Y'aurais un peu de fantasme guérilleros aussi?
Mythos ? !… Restons polis…Violences policières, procès
d’antifas en vrac, galères de tafs, de thunes, intégrisme
religieux et autres fascistes en tout genre. On doit pas vivre dans
le même monde! (DC – Oui, ç'est possible, on ne vit
pas dans le même monde!! J'habite en France et pas en Colombie
ou au Kazakhstan!! Bon, loin de moi l'idée de dire qu'en France
tout va pour le mieux ou de nier des problèmes bien réels,
et qui risque de s'empirer, j'en ai la certitude. Travail obligatoire,
appel à faire plus d'enfant, remise en cause de nos libertés
et droits sociaux, relent patriotique, IVG menacé, montée
en puissance de l'église et de l'ordre moral, et j'en passe.
La mise en place d'un Etat ouvertement fasciste se fait de façon
beaucoup moins rampante… L'avenir est plus que sombre, on est
d'accord. Mais il faut relativiser un minimum. Ok, la France pue, mais
il faut avoir conscience, que nous sommes de gros privilégiés.
On ne vous torture pas à cause de vos thèses anarchistes.
On envois pas les Escadrons De La Mort pour abattre les syndicalistes,
on ne meure pas de faim, on ne bosse pas 12 heures pour quelques €uros,
vous n'irez pas en prison à vie pour avoir diffusé un
tract, vous n'aurez guère de problème en vous baladant
dans la rue avec un look punk… Certes, je vis dans une région
où il ne se passe pas grand-chose, mais je le répète,
relativisons. Tout comme Seb, j'ai de nombreux contacts avec des punk
d'Asie ou d'Amérique du Sud, et je peux vous garantir que leur
situation est tout autre. Ces gens aimeraient sûrement être
aussi miséreux que nous autres, pauvres petits français
opprimés! Vous croyez que l'Etat Indonésien offre de la
thune à ceux qui refusent de travailler? Les punk d'ici peuvent
sortir un CD avec l'aide d'un RMI, alors que dans l'Equateur ils doivent
louer leurs instruments pour pouvoir jouer! Etre punk en France n'est
pas dangereux. Etre anarchiste n'est pas dangereux. Peut être
que dans quelques années, les libertaires seront considérés
comme des terroristes, tout comme les grévistes. C'est une forte
probabilité dans l'€urofortress, je pense. Mais on en est
pas encore là. Remettons les choses dans leur contexte. Bien
sur, il faut rester vigilant et être encore plus actif dans la
lutte sociale. Mais arrêtons de jouer aux victimes d'un système
qui nous arrange bien. Cette petite réflexion improvisée
mériterait d'être plus développée, alors
si vous voulez lancer le débat, n'hésitez pas. De même,
si vous chercher des contacts de punks qui vivent à l'autre bout
du monde, demandez-moi. Punk = solidarité internationale. Ce
n'est pas parce que c'est pire ailleurs, qu'il ne faut rien faire ici,
soyons clair.)
11. La lutte armée justement, croyez-vous que cela puisse
être une solution? Pensez-vous que cela soit une chose envisageable
en France et en Europe, dans un avenir plus ou moins proche? Que pensez-vous
des actions du FTP ou des indépendantistes basques et breton
par exemples?
Le sujet est fort complexe donc ça va être difficile de
te répondre en quelques lignes, mais d’autres ont mieux
développer ces questions. Jette un œil sur les bouquins
d’Oreste Scalzone, Franz Fanon ou Georges Jackson, pour ne citer
qu’eux. (DC – Oui, mais c'était votre avis que je
demandais!)
12.
Vous abordez l'épineux sujet de la résistance palestinienne.
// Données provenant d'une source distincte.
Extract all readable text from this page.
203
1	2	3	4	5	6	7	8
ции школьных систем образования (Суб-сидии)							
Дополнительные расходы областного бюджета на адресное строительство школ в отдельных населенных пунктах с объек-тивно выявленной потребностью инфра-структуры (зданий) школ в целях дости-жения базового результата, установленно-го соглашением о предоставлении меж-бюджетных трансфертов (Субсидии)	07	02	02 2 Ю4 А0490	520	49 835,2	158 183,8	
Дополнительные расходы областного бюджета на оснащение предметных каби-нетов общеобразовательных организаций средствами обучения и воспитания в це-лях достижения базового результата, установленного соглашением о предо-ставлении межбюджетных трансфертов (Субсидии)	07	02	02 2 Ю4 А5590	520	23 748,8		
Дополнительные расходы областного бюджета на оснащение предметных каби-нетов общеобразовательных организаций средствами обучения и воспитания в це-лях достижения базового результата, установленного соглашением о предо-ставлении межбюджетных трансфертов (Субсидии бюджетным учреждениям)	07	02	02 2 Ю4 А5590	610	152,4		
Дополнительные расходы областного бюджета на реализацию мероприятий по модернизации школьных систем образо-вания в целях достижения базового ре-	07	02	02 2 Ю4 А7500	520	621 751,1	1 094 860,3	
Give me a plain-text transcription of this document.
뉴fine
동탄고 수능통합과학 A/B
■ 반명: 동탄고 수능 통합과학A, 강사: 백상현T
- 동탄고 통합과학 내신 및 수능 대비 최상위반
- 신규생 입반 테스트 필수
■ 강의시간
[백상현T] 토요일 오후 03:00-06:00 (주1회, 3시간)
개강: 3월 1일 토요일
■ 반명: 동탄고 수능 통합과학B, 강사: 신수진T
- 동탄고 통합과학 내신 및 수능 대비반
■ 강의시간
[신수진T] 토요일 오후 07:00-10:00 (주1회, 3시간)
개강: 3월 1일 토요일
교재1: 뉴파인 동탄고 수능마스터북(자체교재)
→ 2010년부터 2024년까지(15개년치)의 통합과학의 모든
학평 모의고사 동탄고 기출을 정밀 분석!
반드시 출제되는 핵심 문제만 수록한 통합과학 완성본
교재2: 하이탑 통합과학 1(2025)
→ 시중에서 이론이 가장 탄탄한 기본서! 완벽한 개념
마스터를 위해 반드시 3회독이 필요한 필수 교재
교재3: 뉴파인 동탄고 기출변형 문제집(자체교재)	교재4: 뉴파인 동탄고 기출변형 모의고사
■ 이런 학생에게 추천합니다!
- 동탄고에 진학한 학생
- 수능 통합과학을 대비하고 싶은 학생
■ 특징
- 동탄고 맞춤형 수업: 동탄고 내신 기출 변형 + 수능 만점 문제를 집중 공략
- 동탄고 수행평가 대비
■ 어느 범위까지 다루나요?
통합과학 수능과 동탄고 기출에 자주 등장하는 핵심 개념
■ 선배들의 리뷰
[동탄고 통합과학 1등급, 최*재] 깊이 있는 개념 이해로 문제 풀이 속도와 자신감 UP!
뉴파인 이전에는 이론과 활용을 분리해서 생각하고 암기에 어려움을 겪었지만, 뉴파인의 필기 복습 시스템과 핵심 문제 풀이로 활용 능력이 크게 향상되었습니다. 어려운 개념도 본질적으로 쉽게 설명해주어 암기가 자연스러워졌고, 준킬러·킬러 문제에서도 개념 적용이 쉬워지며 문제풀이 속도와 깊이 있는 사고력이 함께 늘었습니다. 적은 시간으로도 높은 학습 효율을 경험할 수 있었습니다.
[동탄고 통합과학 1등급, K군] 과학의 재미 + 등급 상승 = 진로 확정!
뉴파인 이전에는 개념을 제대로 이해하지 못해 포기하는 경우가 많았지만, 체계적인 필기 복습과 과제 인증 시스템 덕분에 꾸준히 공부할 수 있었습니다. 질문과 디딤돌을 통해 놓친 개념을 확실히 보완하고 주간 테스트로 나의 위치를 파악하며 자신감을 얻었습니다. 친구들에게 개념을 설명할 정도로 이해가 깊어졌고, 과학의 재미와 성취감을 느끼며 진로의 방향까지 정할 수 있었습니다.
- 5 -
Qu'est-ce qui vous à motivez à écrire ce morceau?
Comment expliquez-vous le fait que la cause du peuple palestinien soit
très soutenue dans le milieu anarchiste? (Tout comme l'EZLN à
un moment)
Les anarchistes ont été parmi les premiers à prendre
position contre la colonisation. Il en est de même aujourd’hui
pour la Tchétchénie, voir même pour l’Outre-mer
français. Ce sont des sujets qui nous tiennent à cœur.
Par ailleurs le mur de Berlin est tombé mais qu’en est-il
de la construction d’un nouveau mur de la honte par Sharon ?
13. N'y a-t-il pas un raccourci dangereux à simplifier
les choses en disant qu'il s'agit d'un conflit entre les méchants
oppresseurs d'Israël, contre les gentils martyrs de Palestine?
Il y a beaucoup à dire sur l'autorité corrompue palestinienne
et sur les groupuscules fascisto-islamique, n'est-ce pas?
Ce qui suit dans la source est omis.